Because negligence is not actionable under Bivens, we agree with the district court that Riggio has not stated a Bivens claim against the two fictionally named FBI agents. See O'Neal v. Eu, 866 F.2d 314, 314 (9th Cir.1989).
2. To maintain a section 1983 claim against private entities, a plaintiff must show that they acted under color of state law. See Rivera v. Green, 775 F.2d 1381, 1384-85 (9th Cir.1985). We agree with the district court that Riggio's complaint alleges, at most, that defendants acted under color of federal law. Thus, the district court did not err in holding that Riggio failed to state a claim under 42 U.S.C. § 1983.

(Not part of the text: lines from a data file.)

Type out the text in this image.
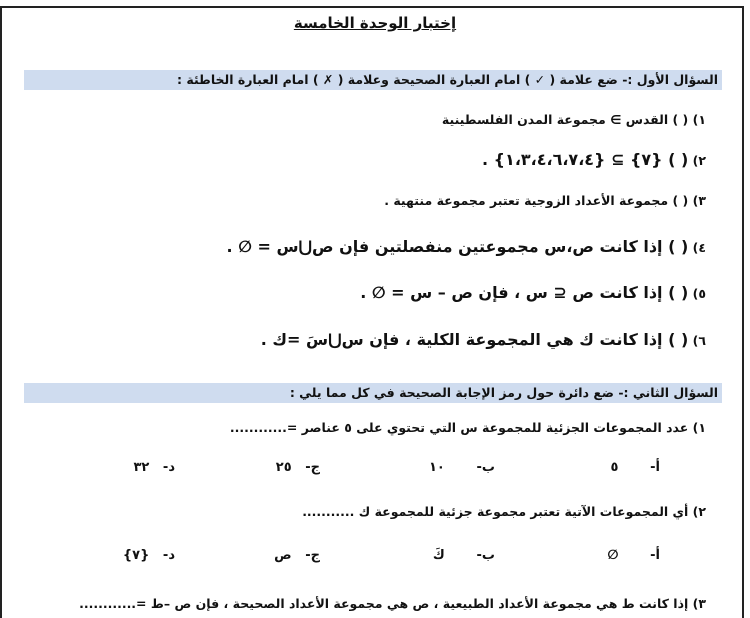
إختبار الوحدة الخامسة
السؤال الأول :- ضع علامة ( ✓ ) امام العبارة الصحيحة وعلامة ( ✗ ) امام العبارة الخاطئة :
١) ( ) القدس ∋ مجموعة المدن الفلسطينية
٢) ( ) {٧} ⊇ {١،٣،٤،٦،٧،٤} .
٣) ( ) مجموعة الأعداد الزوجية تعتبر مجموعة منتهية .
٤) ( ) إذا كانت ص،س مجموعتين منفصلتين فإن ص⋃س = ∅ .
٥) ( ) إذا كانت ص ⊆ س ، فإن ص – س = ∅ .
٦) ( ) إذا كانت ك هي المجموعة الكلية ، فإن س⋃سَ =ك .
السؤال الثاني :- ضع دائرة حول رمز الإجابة الصحيحة في كل مما يلي :
١) عدد المجموعات الجزئية للمجموعة س التي تحتوي على ٥ عناصر =............
أ-       ٥
ب-       ١٠
ج-   ٢٥
د-   ٣٢
٢) أي المجموعات الآتية تعتبر مجموعة جزئية للمجموعة ك ...........
أ-       ∅
ب-       كَ
ج-   ص
د-   {٧}
٣) إذا كانت ط هي مجموعة الأعداد الطبيعية ، ص هي مجموعة الأعداد الصحيحة ، فإن ص –ط =............
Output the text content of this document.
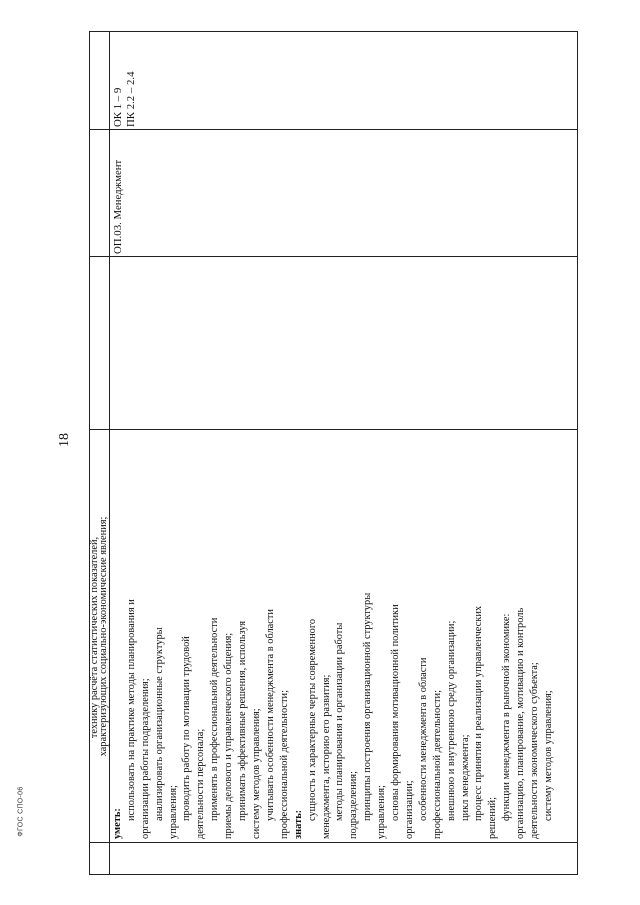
18
ФГОС СПО-06
технику расчёта статистических показателей,
характеризующих социально-экономические явления;
уметь:
использовать на практике методы планирования и организации работы подразделения; анализировать организационные структуры управления; проводить работу по мотивации трудовой деятельности персонала; применять в профессиональной деятельности приемы делового и управленческого общения; принимать эффективные решения, используя систему методов управления; учитывать особенности менеджмента в области профессиональной деятельности; знать:
сущность и характерные черты современного менеджмента, историю его развития; методы планирования и организации работы подразделения; принципы построения организационной структуры управления; основы формирования мотивационной политики организации; особенности менеджмента в области профессиональной деятельности; внешнюю и внутреннюю среду организации; цикл менеджмента; процесс принятия и реализации управленческих решений; функции менеджмента в рыночной экономике: организацию, планирование, мотивацию и контроль деятельности экономического субъекта; систему методов управления;
ОП.03. Менеджмент
ОК 1 – 9 ПК 2.2 – 2.4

3. In applying California law, we must render the decision we believe the Supreme Court of California would render. McQuirk v. Donnelley, 189 F.3d 793, 796 (9th Cir.1999). We believe that court will follow its rule that a report to a law enforcement agency is privileged only if it is made in good faith. See Peterson v. Robinson, 43 Cal.2d 690, 277 P.2d 19, 23 (1954) (In Bank); Turner v. Mellon, 41 Cal.2d 45, 257 P.2d 15, 17 (1953) (In Bank); Devis v. Bank of Am., 65 Cal.App.4th 1002, 77 Cal.Rptr.2d 238, 242 (1998) ( "we believe that controlling authority establishes that the privilege applies only if the erroneous report to the police is made in good faith"). Riggio adequately pleads bad faith in the Ninth, Eleventh, Twelfth, Fourteenth, and Sixteenth causes of action against appellees in his Second Amended Complaint, because those causes of action allege either reckless or intentional tortious acts and omissions. The district court erred in dismissing those causes of action.
Each party shall bear its own costs.
AFFIRMED in part, REVERSED in part, REMANDED.